Written by Thomas Davis
Emergency departments should reconsider using the HEART score and its variants due to significant concerns regarding the rule’s creation and performance.
Why does this matter?
Chest pain is a high risk chief complaint in the emergency department. In the United States, the HEART score has been largely adopted as a simple way to risk stratify patients. It is easy to memorize and creates a perception of medicolegal protection. But how does the HEART score (and its variants) measure up against the Annals of Emergency Medicine’s methodological standards for decision rules?
A Shot Through the HEART
After performing a structured analysis using the Annals’ framework, the authors concluded that the HEART score has several weaknesses that clinicians must consider:
The content of the HEART is more important than it looks: The HEART score was never formally derived or validated. Instead, it was created to be a cute and simple mnemonic that assigns an arbitrary scoring system. Not all risk factors are the same, and some important ones are completely ignored.

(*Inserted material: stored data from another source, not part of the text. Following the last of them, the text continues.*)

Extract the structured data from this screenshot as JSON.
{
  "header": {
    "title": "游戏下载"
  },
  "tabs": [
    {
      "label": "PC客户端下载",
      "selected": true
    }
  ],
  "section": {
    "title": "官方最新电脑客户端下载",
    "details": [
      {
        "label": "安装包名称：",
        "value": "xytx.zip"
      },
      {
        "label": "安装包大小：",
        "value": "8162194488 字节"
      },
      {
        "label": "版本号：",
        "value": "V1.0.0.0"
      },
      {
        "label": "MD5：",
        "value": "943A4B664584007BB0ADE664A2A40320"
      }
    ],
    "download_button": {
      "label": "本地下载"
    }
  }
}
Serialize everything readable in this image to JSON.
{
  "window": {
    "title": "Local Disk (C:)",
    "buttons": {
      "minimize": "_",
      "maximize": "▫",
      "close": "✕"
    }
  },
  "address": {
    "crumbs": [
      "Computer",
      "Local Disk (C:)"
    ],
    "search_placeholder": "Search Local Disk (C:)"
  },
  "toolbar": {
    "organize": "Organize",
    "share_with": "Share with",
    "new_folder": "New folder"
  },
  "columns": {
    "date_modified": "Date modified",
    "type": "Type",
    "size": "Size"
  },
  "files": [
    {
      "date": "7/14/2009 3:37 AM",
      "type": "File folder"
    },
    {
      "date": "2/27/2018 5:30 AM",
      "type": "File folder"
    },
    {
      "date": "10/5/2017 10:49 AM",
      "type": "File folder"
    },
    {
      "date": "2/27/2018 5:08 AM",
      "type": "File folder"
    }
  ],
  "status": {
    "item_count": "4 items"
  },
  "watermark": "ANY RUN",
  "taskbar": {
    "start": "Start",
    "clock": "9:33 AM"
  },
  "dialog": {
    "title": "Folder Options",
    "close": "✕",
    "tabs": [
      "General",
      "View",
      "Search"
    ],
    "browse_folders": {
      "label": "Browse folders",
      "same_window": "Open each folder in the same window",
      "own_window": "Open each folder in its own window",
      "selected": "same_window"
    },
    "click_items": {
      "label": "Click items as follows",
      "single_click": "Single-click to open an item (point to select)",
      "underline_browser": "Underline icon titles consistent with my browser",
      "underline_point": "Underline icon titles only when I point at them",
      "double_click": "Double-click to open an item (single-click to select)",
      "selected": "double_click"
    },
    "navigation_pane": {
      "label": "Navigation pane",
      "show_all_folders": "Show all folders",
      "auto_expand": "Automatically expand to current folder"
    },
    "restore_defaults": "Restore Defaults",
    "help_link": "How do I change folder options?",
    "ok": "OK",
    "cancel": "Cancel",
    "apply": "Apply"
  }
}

Better than gestalt? It’s debatable. To beat gestalt, we must achieve a greater sensitivity or lower resource utilization (without lowering sensitivity).
Poor interrater reliability: The kappa scores of history are more frequently closer to random than perfect agreement. What would stop an expert witness from saying that your patient deserved to be a HEART score of 4 when you assigned a 3?
Lackluster performance: Pooled sensitivities from 3 meta-analyses have an underwhelming 96-97% sensitivity. The lower bounds of the confidence interval should make you even less confident (93%).
A Methodological Appraisal of the HEART Score and Its Variants. Ann Emerg Med. 2021 Apr 28;S0196-0644(21)00118-9. doi: 10.1016/j.annemergmed.2021.02.007. Online ahead of print.